Programa ajuda a entender o funcionamento dos ecossitemas amazônicos Com mais de 10 anos do início dos trabalhos de campo, o Programa de Grande Escala da Biosfera-Atmosfera na Amazônia (LBA), que surgiu como um projeto científico de cooperação internacional, é desde 2007 um programa do governo brasileiro, coordenado pelo Inpa. De acordo com Manzi, o programa propõe iniciativas de pesquisas nacionais e internacionais em que se procura entender o funcionamento dos ecossistemas amazônicos e a interação deles com o clima. O LBA tem o objetivo de tentar responder de uma maneira científica qual o papel da Amazônia no sistema climático da Terra. Como a Amazônia funciona? Qual o papel dela no sistema climático da Terra? “A outra questão é entender, realmente, como funcionam os nossos ecossistemas, mas de uma maneira integrada, não só pensando no ponto de vista físico, químico ou biológico isoladamente, mas integrando tudo isso. O LBA busca entender como os ecossistemas, nos ambientes naturais e também nos ambientes já alterados, interagem com o sistema climático”, afirma o pesquisador. Além disso, o programa estuda como as mudanças de uso da terra na Amazônia afetam o clima em si e o próprio funcionamento dos ecossistemas amazônicos. E, ainda, como as mudanças climáticas globais afetarão os ecossistemas amazônicos. Tudo ocorrendo dentro de um quadro cujo objetivo é desenvolver tecnologias para o desenvolvimento sustentável da região. Manzi afirma que o LBA foi planejado como um programa científico de ciência básica, no entanto, incorporou desde o início a preocupação com o desenvolvimento sustentável da região. Daí se tem a importância das atividades do programa para a sociedade.

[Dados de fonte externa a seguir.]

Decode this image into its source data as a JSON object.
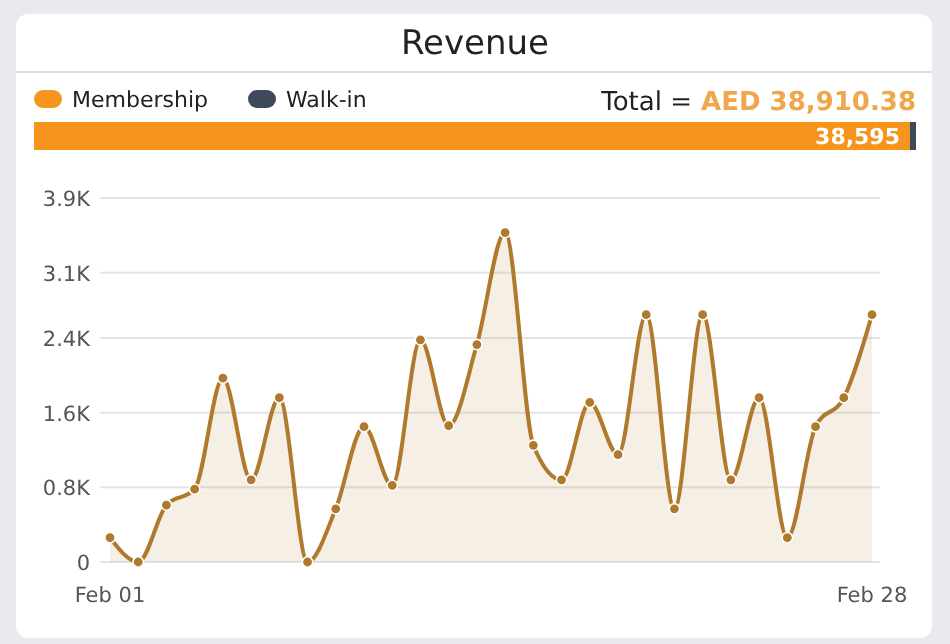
{
  "chart_data": [
    {
      "type": "other",
      "title": "Revenue",
      "legend": "top left",
      "categories": [
        null
      ],
      "series": [
        {
          "name": "Membership",
          "color": "#f7941d",
          "values": [
            null
          ]
        },
        {
          "name": "Walk-in",
          "color": "#3d4a5c",
          "values": [
            null
          ]
        }
      ],
      "annotations": [
        "38,595",
        "Total =",
        "AED 38,910.38"
      ]
    },
    {
      "type": "area",
      "categories": [
        "Feb 01",
        null,
        null,
        null,
        null,
        null,
        null,
        null,
        null,
        null,
        null,
        null,
        null,
        null,
        null,
        null,
        null,
        null,
        null,
        null,
        null,
        null,
        null,
        null,
        null,
        null,
        null,
        "Feb 28"
      ],
      "series": [
        {
          "color": "#b07a2e",
          "values": [
            260,
            0,
            610,
            780,
            1970,
            880,
            1760,
            0,
            570,
            1450,
            820,
            2380,
            1460,
            2330,
            3530,
            1250,
            880,
            1710,
            1150,
            2650,
            570,
            2650,
            880,
            1760,
            260,
            1450,
            1760,
            2650
          ]
        }
      ],
      "ylim": [
        0,
        3900
      ],
      "yticks": [
        0,
        {
          "value": 800,
          "label": "0.8K"
        },
        {
          "value": 1600,
          "label": "1.6K"
        },
        {
          "value": 2400,
          "label": "2.4K"
        },
        {
          "value": 3100,
          "label": "3.1K"
        },
        {
          "value": 3900,
          "label": "3.9K"
        }
      ],
      "grid": "y",
      "marker": "circle"
    }
  ]
}
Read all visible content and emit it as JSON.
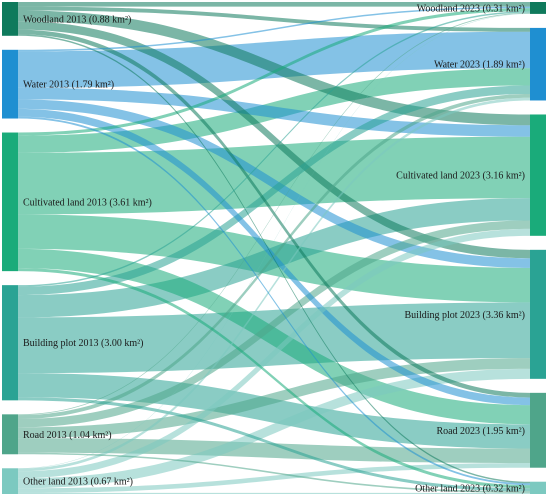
{
  "chart_data": {
    "type": "sankey",
    "title": "",
    "unit": "km²",
    "colors": {
      "Woodland": "#0f7a5c",
      "Water": "#1f8fd1",
      "Cultivated land": "#1aab7a",
      "Building plot": "#2aa394",
      "Road": "#4fa58a",
      "Other land": "#7cc9c0"
    },
    "source_nodes": [
      {
        "name": "Woodland",
        "label": "Woodland 2013 (0.88 km²)",
        "value": 0.88
      },
      {
        "name": "Water",
        "label": "Water 2013 (1.79 km²)",
        "value": 1.79
      },
      {
        "name": "Cultivated land",
        "label": "Cultivated land 2013 (3.61 km²)",
        "value": 3.61
      },
      {
        "name": "Building plot",
        "label": "Building plot 2013 (3.00 km²)",
        "value": 3.0
      },
      {
        "name": "Road",
        "label": "Road 2013 (1.04 km²)",
        "value": 1.04
      },
      {
        "name": "Other land",
        "label": "Other land 2013 (0.67 km²)",
        "value": 0.67
      }
    ],
    "target_nodes": [
      {
        "name": "Woodland",
        "label": "Woodland 2023 (0.31 km²)",
        "value": 0.31
      },
      {
        "name": "Water",
        "label": "Water 2023 (1.89 km²)",
        "value": 1.89
      },
      {
        "name": "Cultivated land",
        "label": "Cultivated land 2023 (3.16 km²)",
        "value": 3.16
      },
      {
        "name": "Building plot",
        "label": "Building plot 2023 (3.36 km²)",
        "value": 3.36
      },
      {
        "name": "Road",
        "label": "Road 2023 (1.95 km²)",
        "value": 1.95
      },
      {
        "name": "Other land",
        "label": "Other land 2023 (0.32 km²)",
        "value": 0.32
      }
    ],
    "links": [
      {
        "source": "Woodland",
        "target": "Woodland",
        "value": 0.12
      },
      {
        "source": "Woodland",
        "target": "Water",
        "value": 0.1
      },
      {
        "source": "Woodland",
        "target": "Cultivated land",
        "value": 0.28
      },
      {
        "source": "Woodland",
        "target": "Building plot",
        "value": 0.22
      },
      {
        "source": "Woodland",
        "target": "Road",
        "value": 0.12
      },
      {
        "source": "Woodland",
        "target": "Other land",
        "value": 0.04
      },
      {
        "source": "Water",
        "target": "Woodland",
        "value": 0.04
      },
      {
        "source": "Water",
        "target": "Water",
        "value": 0.95
      },
      {
        "source": "Water",
        "target": "Cultivated land",
        "value": 0.3
      },
      {
        "source": "Water",
        "target": "Building plot",
        "value": 0.25
      },
      {
        "source": "Water",
        "target": "Road",
        "value": 0.2
      },
      {
        "source": "Water",
        "target": "Other land",
        "value": 0.05
      },
      {
        "source": "Cultivated land",
        "target": "Woodland",
        "value": 0.08
      },
      {
        "source": "Cultivated land",
        "target": "Water",
        "value": 0.45
      },
      {
        "source": "Cultivated land",
        "target": "Cultivated land",
        "value": 1.6
      },
      {
        "source": "Cultivated land",
        "target": "Building plot",
        "value": 0.9
      },
      {
        "source": "Cultivated land",
        "target": "Road",
        "value": 0.5
      },
      {
        "source": "Cultivated land",
        "target": "Other land",
        "value": 0.08
      },
      {
        "source": "Building plot",
        "target": "Woodland",
        "value": 0.04
      },
      {
        "source": "Building plot",
        "target": "Water",
        "value": 0.22
      },
      {
        "source": "Building plot",
        "target": "Cultivated land",
        "value": 0.58
      },
      {
        "source": "Building plot",
        "target": "Building plot",
        "value": 1.45
      },
      {
        "source": "Building plot",
        "target": "Road",
        "value": 0.63
      },
      {
        "source": "Building plot",
        "target": "Other land",
        "value": 0.08
      },
      {
        "source": "Road",
        "target": "Woodland",
        "value": 0.02
      },
      {
        "source": "Road",
        "target": "Water",
        "value": 0.1
      },
      {
        "source": "Road",
        "target": "Cultivated land",
        "value": 0.22
      },
      {
        "source": "Road",
        "target": "Building plot",
        "value": 0.28
      },
      {
        "source": "Road",
        "target": "Road",
        "value": 0.38
      },
      {
        "source": "Road",
        "target": "Other land",
        "value": 0.04
      },
      {
        "source": "Other land",
        "target": "Woodland",
        "value": 0.01
      },
      {
        "source": "Other land",
        "target": "Water",
        "value": 0.07
      },
      {
        "source": "Other land",
        "target": "Cultivated land",
        "value": 0.18
      },
      {
        "source": "Other land",
        "target": "Building plot",
        "value": 0.26
      },
      {
        "source": "Other land",
        "target": "Road",
        "value": 0.12
      },
      {
        "source": "Other land",
        "target": "Other land",
        "value": 0.03
      }
    ]
  }
}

As atividades desenvolvidas têm grande relevância, não só para a Amazônia, como para o mundo.

Monitorando a floresta

Um dos projetos do LBA que vem ganhando destaque na Amazônia e no mundo é o da rede de monitoramento ambiental e de gases de efeito estufa, composta de 12 torres instaladas no meio da floresta e áreas alteradas, com o intuito de monitorar as condições meteorológicas e as trocas gasosas entre a atmosfera e a floresta. As torres erguidas no Amazonas estão localizadas na Reserva Biológica do Cuieiras, do Inpa, em Manaus, no km 14, do ramal ZF2 (denominação dos ramais que se inciam na BR 174 que dá acesso às áreas do Distrito Agropecuário da Superintendência da Zona Franca de Manaus - Suframa), com 57 metros de altura e no km 34, com 53 metros. Uma terceira torre, de 65 metros de altura, foi erguida na floresta do Parque Nacional do Pico da Neblina em São Gabriel da Cachoeira, distante 852 quilometros por via fluvial de

Manaus, há uma torre de 35 metros instalada em uma floresta secundária na Fazenda Esteio, no ramal ZF3. O topo das torres ultrapassam em pelo menos 20 metros a copa das árvores. Nelas estão instalados equipamentos que medem, por exemplo, numa frequência de 10 vezes por segundo a velocidade do vento, a temperatura do ar e as concentrações de gás carbônico, de metano e de vapor de água, que possibilitam calcular os fluxos de energia e massa entre a vegetação e a atmosfera. Elementos meteorológicos convencionais são medidos no topo da torre, perfis de vento, temperatura e umidade do ar e concentração de gás carbônico são medidos ao longo da torre e perfis de temperatura e de conteúdo de água são medidos no solo. Para 2010 estão previstas instalações de torres em Humaitá e Tefé.

Novo sítio experimental

Um novo super sítio experimental equipado com uma torre de monitoramento de mais de 300 metros de altura está previsto para ser implantado em 2010 na Reserva de Desenvolvimento Sustentável do Uatumã, no município de Presidente Figueiredo, no âmbito da cooperação do Brasil com a Alemanha. Segundo Manzi, essa torre possibilitará fazer medidas de vários constituintes químicos que muitas vezes são produzidos pela vegetação e que reagem rapidamente na atmosfera e também dos complexos mecanismos de transporte de energia e matéria que ocorrem na atmosfera acima da floresta. “Poderemos medir como esses gases e partículas são produzidos e transportados, e como eles reagem na atmosfera. Há um interesse especial no entendimento do ciclo do carbono e do papel dos aerossois biogênicos na formação de chuvas na Amazônia. O grande estoque de carbono armazenado nas árvores e no solo da Amazônia faz dela uma região ainda mais importante no contexto do clima e das mudanças climáticas globais”, afirma o pesquisador. Manzi ainda explica que além da torre principal de 300 metros, haverá pelo menos outras quatro torres meteorológicas com cerca de 80 metros cada uma, voltadas para a medição de fluxos horizontais de energia e gases, medidas essas essenciais para a determinação completa dos balanços de energia e gases da floresta. “Serão monitoradas, no interior e acima da floresta, as condições ambientais e as concentrações de dióxido de carbono, metano e outros gases atmosféricos. Entender o papel da Amazônia no ciclo global do carbono e de outros nutrientes, além da sua evolução ao longo de algumas décadas, é um dos objetivos do projeto”, afirma.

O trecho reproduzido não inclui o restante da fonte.